5.        What are the characteristics of the race condition of the parallel program threads?

6.        What is the essence of the deadlock problem?

7.        Which method guarantees the grid method determinacy but requires a great additional memory for implementation?

8.        How does the computation amount change in case of using the wavefront processing methods?

9.        How is chunking applied to reduce computation synchronization?

10.     What are the ways to increase the efficiency of wavefront data processing methods?

11.     In which way does the job queue provide for computational load balancing?

12.     What are the problems to be solved in the course of parallel computations on distributed memory systems?

13.     What mechanisms can be involved into the process of data transmission?

14.     In which way can the multiple wave calculations be applied for increasing the wave computation efficiency in distributed memory systems?

Parallel Methods for Global Optimization

1.        What does the problem of searching for optimum solution consist in?
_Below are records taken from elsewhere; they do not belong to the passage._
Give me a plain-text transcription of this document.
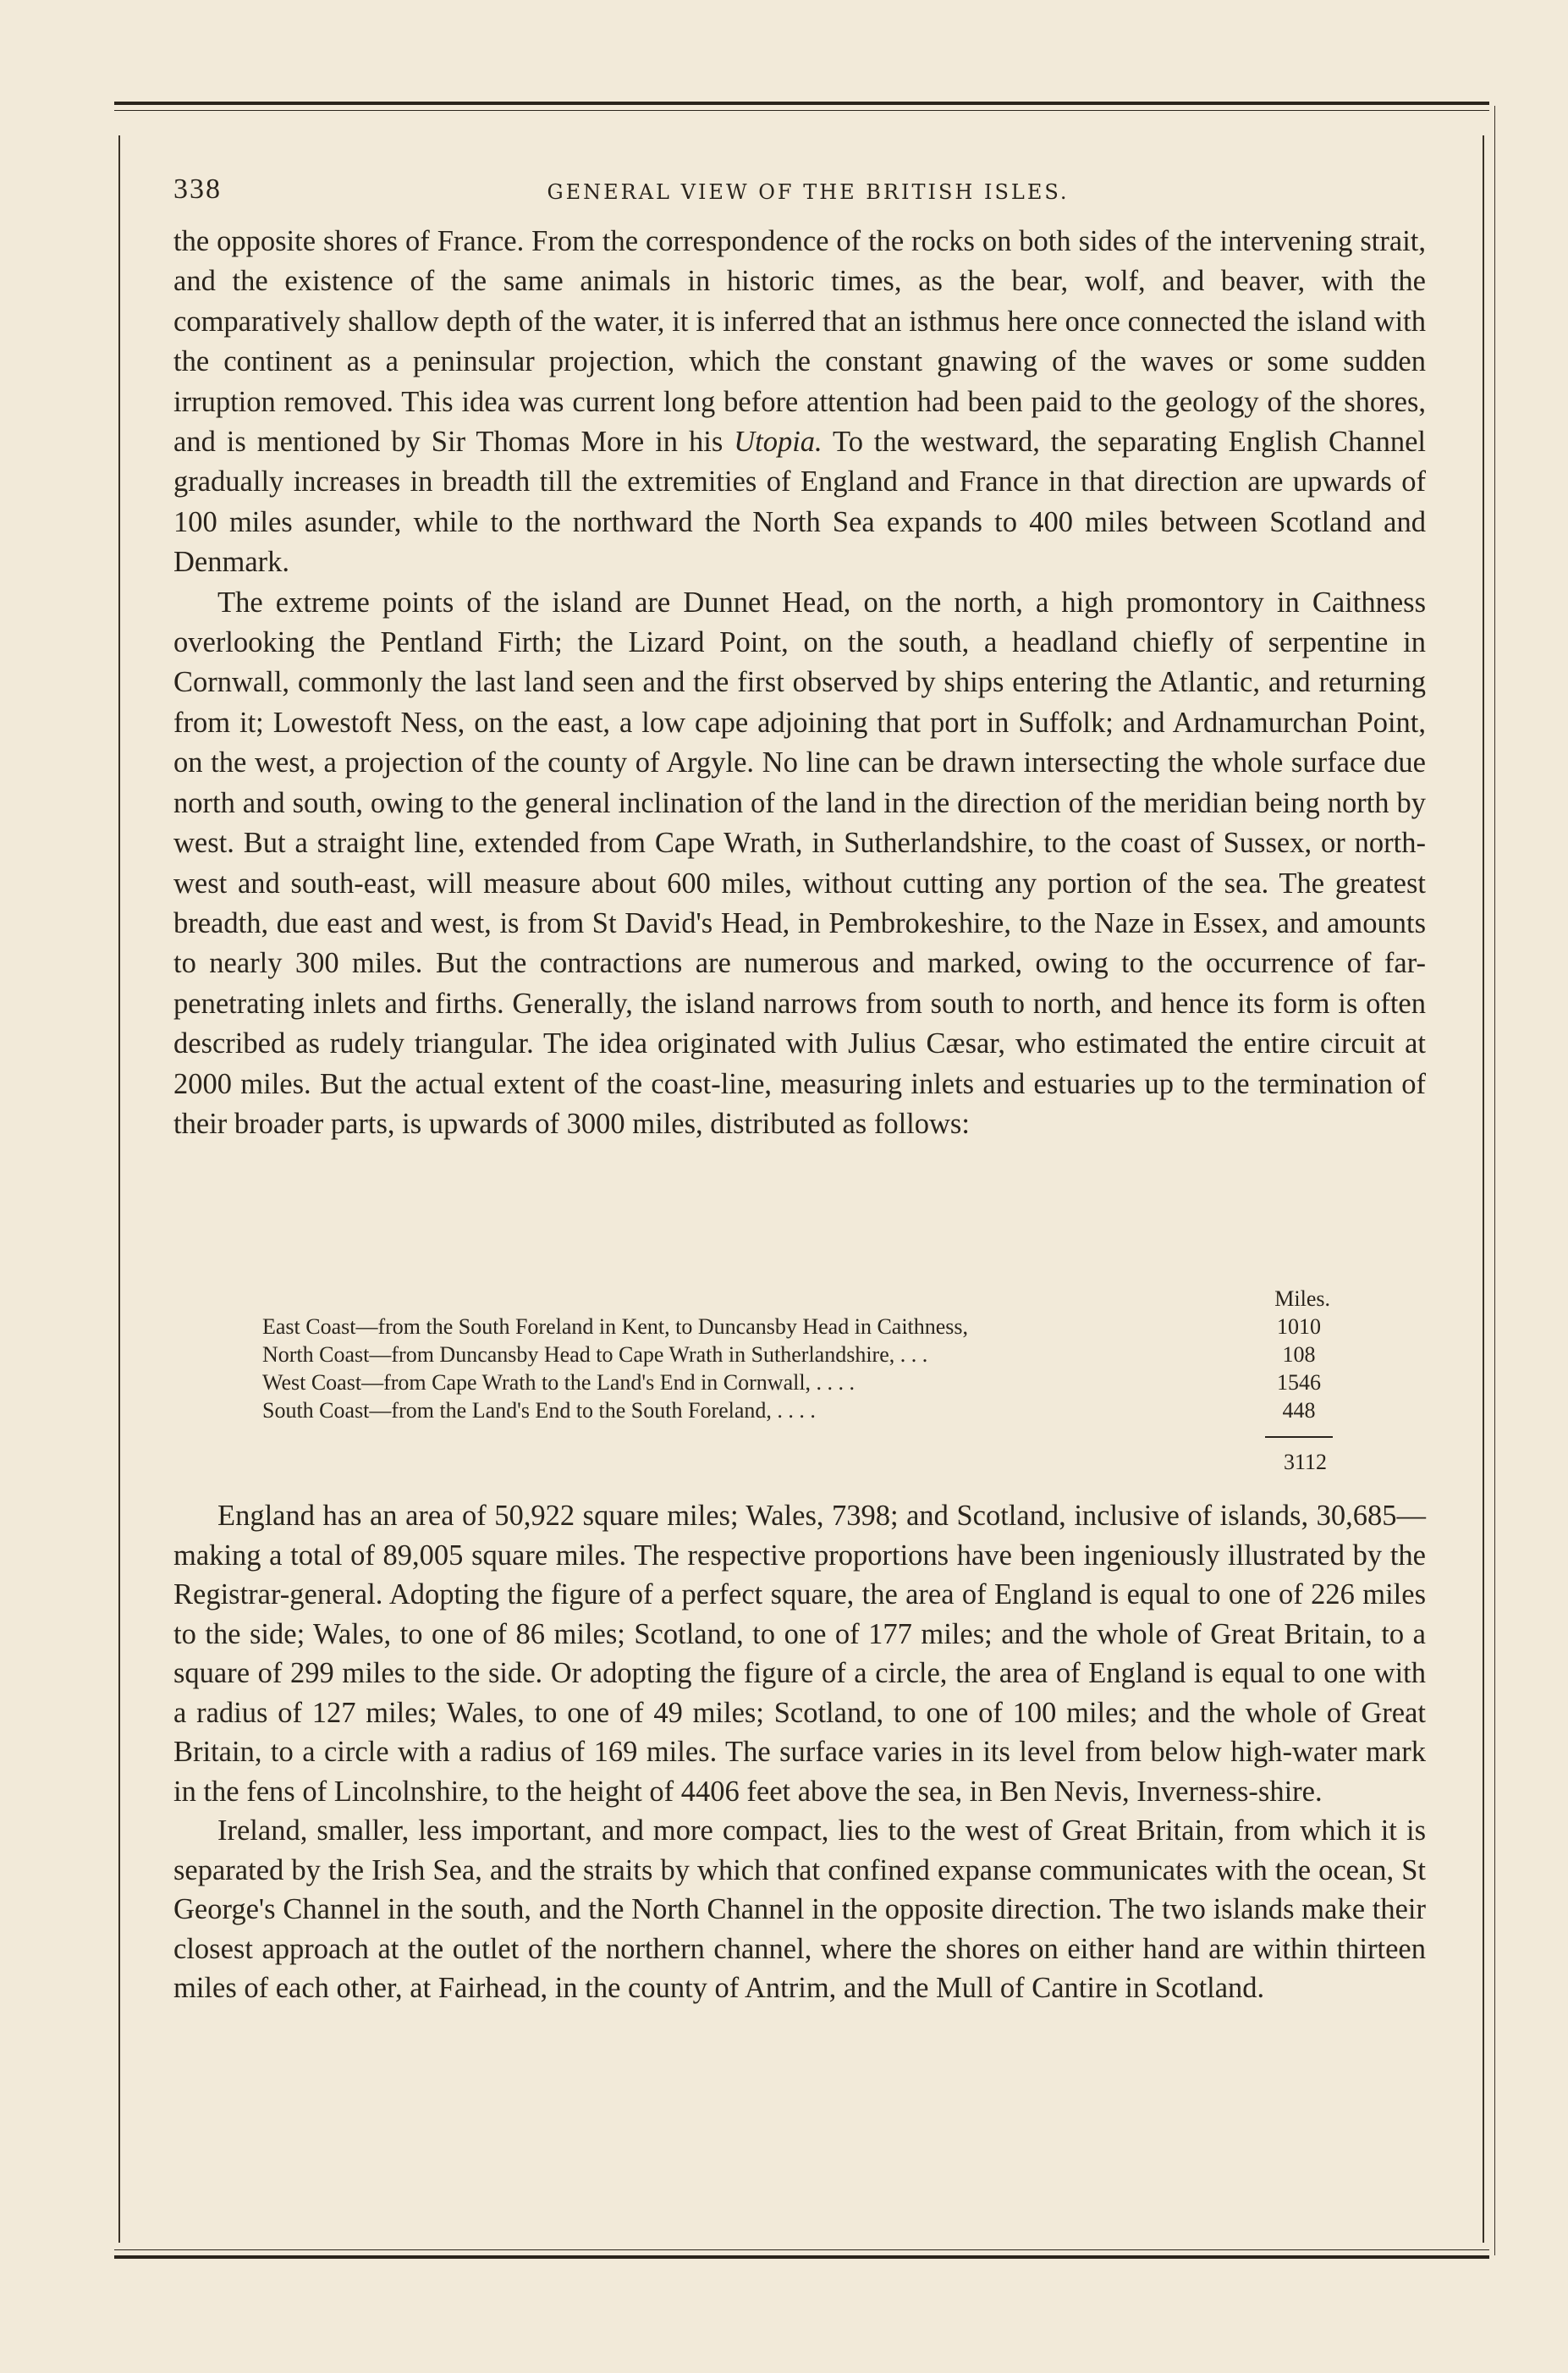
338	GENERAL VIEW OF THE BRITISH ISLES.

the opposite shores of France. From the correspondence of the rocks on both sides of the intervening strait, and the existence of the same animals in historic times, as the bear, wolf, and beaver, with the comparatively shallow depth of the water, it is inferred that an isthmus here once connected the island with the continent as a peninsular projection, which the constant gnawing of the waves or some sudden irruption removed. This idea was current long before attention had been paid to the geology of the shores, and is mentioned by Sir Thomas More in his Utopia. To the westward, the separating English Channel gradually increases in breadth till the extremities of England and France in that direction are upwards of 100 miles asunder, while to the northward the North Sea expands to 400 miles between Scotland and Denmark.

The extreme points of the island are Dunnet Head, on the north, a high promontory in Caithness overlooking the Pentland Firth; the Lizard Point, on the south, a headland chiefly of serpentine in Cornwall, commonly the last land seen and the first observed by ships entering the Atlantic, and returning from it; Lowestoft Ness, on the east, a low cape adjoining that port in Suffolk; and Ardnamurchan Point, on the west, a projection of the county of Argyle. No line can be drawn intersecting the whole surface due north and south, owing to the general inclination of the land in the direction of the meridian being north by west. But a straight line, extended from Cape Wrath, in Sutherlandshire, to the coast of Sussex, or north-west and south-east, will measure about 600 miles, without cutting any portion of the sea. The greatest breadth, due east and west, is from St David's Head, in Pembrokeshire, to the Naze in Essex, and amounts to nearly 300 miles. But the contractions are numerous and marked, owing to the occurrence of far-penetrating inlets and firths. Generally, the island narrows from south to north, and hence its form is often described as rudely triangular. The idea originated with Julius Cæsar, who estimated the entire circuit at 2000 miles. But the actual extent of the coast-line, measuring inlets and estuaries up to the termination of their broader parts, is upwards of 3000 miles, distributed as follows:

Miles.
East Coast—from the South Foreland in Kent, to Duncansby Head in Caithness,	1010
North Coast—from Duncansby Head to Cape Wrath in Sutherlandshire, . . .	108
West Coast—from Cape Wrath to the Land's End in Cornwall, . . . .	1546
South Coast—from the Land's End to the South Foreland, . . . .	448
3112

England has an area of 50,922 square miles; Wales, 7398; and Scotland, inclusive of islands, 30,685—making a total of 89,005 square miles. The respective proportions have been ingeniously illustrated by the Registrar-general. Adopting the figure of a perfect square, the area of England is equal to one of 226 miles to the side; Wales, to one of 86 miles; Scotland, to one of 177 miles; and the whole of Great Britain, to a square of 299 miles to the side. Or adopting the figure of a circle, the area of England is equal to one with a radius of 127 miles; Wales, to one of 49 miles; Scotland, to one of 100 miles; and the whole of Great Britain, to a circle with a radius of 169 miles. The surface varies in its level from below high-water mark in the fens of Lincolnshire, to the height of 4406 feet above the sea, in Ben Nevis, Inverness-shire.

Ireland, smaller, less important, and more compact, lies to the west of Great Britain, from which it is separated by the Irish Sea, and the straits by which that confined expanse communicates with the ocean, St George's Channel in the south, and the North Channel in the opposite direction. The two islands make their closest approach at the outlet of the northern channel, where the shores on either hand are within thirteen miles of each other, at Fairhead, in the county of Antrim, and the Mull of Cantire in Scotland.
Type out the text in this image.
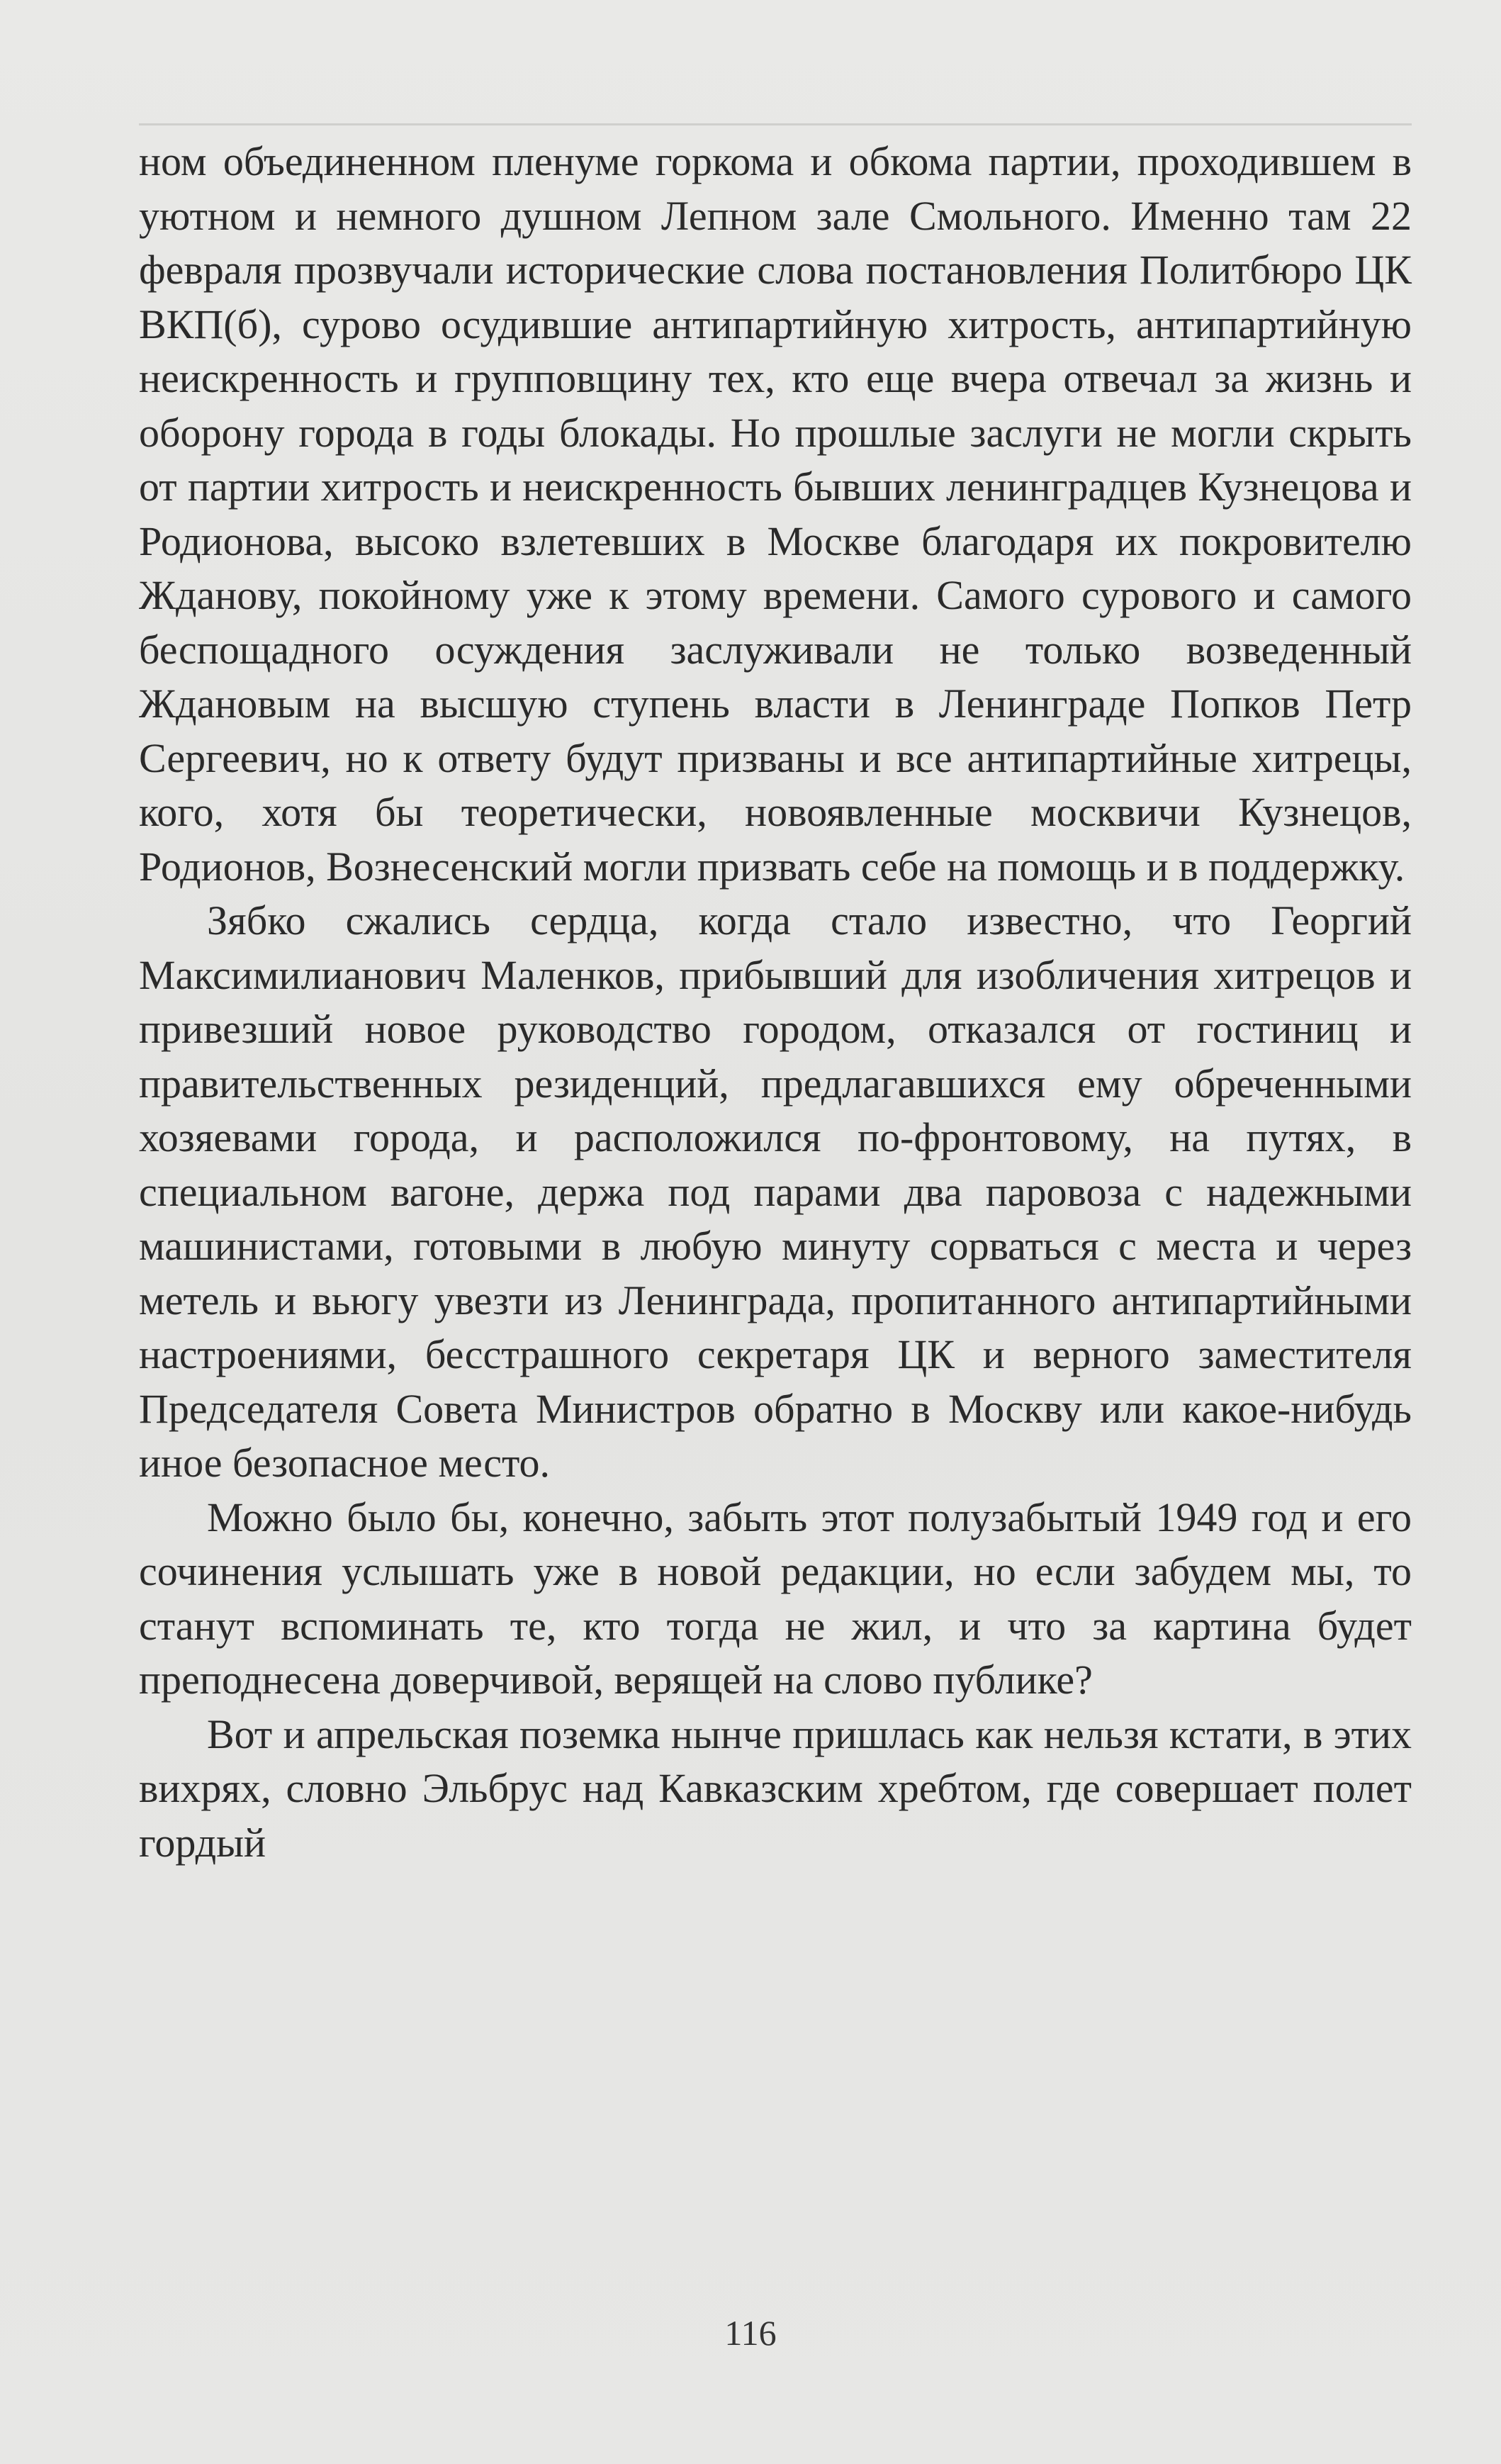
ном объединенном пленуме горкома и обкома партии, проходившем в уютном и немного душном Лепном зале Смольного. Именно там 22 февраля прозвучали исторические слова постановления Политбюро ЦК ВКП(б), сурово осудившие антипартийную хитрость, антипартийную неискренность и групповщину тех, кто еще вчера отвечал за жизнь и оборону города в годы блокады. Но прошлые заслуги не могли скрыть от партии хитрость и неискренность бывших ленинградцев Кузнецова и Родионова, высоко взлетевших в Москве благодаря их покровителю Жданову, покойному уже к этому времени. Самого сурового и самого беспощадного осуждения заслуживали не только возведенный Ждановым на высшую ступень власти в Ленинграде Попков Петр Сергеевич, но к ответу будут призваны и все антипартийные хитрецы, кого, хотя бы теоретически, новоявленные москвичи Кузнецов, Родионов, Вознесенский могли призвать себе на помощь и в поддержку.

Зябко сжались сердца, когда стало известно, что Георгий Максимилианович Маленков, прибывший для изобличения хитрецов и привезший новое руководство городом, отказался от гостиниц и правительственных резиденций, предлагавшихся ему обреченными хозяевами города, и расположился по-фронтовому, на путях, в специальном вагоне, держа под парами два паровоза с надежными машинистами, готовыми в любую минуту сорваться с места и через метель и вьюгу увезти из Ленинграда, пропитанного антипартийными настроениями, бесстрашного секретаря ЦК и верного заместителя Председателя Совета Министров обратно в Москву или какое-нибудь иное безопасное место.

Можно было бы, конечно, забыть этот полузабытый 1949 год и его сочинения услышать уже в новой редакции, но если забудем мы, то станут вспоминать те, кто тогда не жил, и что за картина будет преподнесена доверчивой, верящей на слово публике?

Вот и апрельская поземка нынче пришлась как нельзя кстати, в этих вихрях, словно Эльбрус над Кавказским хребтом, где совершает полет гордый

116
2.        What may be the objective of such a problem?

3.        What does the complexity of finding the optimum in multiextremal optimization problems consist in?

4.        What approach to the estimation of the optimum solution is used in the Section? What other approaches are known for global optimization?

5.        What are the reasons for the necessity of developing the numeric methods of searching for the global optimum, which might be more efficient than the grid method in the domain of searching for the solution in multidimensional problems?

6.        What makes the implementation of the asynchronous computation scheme in the parallel modification of the index method necessary?

7.        What does the general implementation scheme of software global optimization system consist in?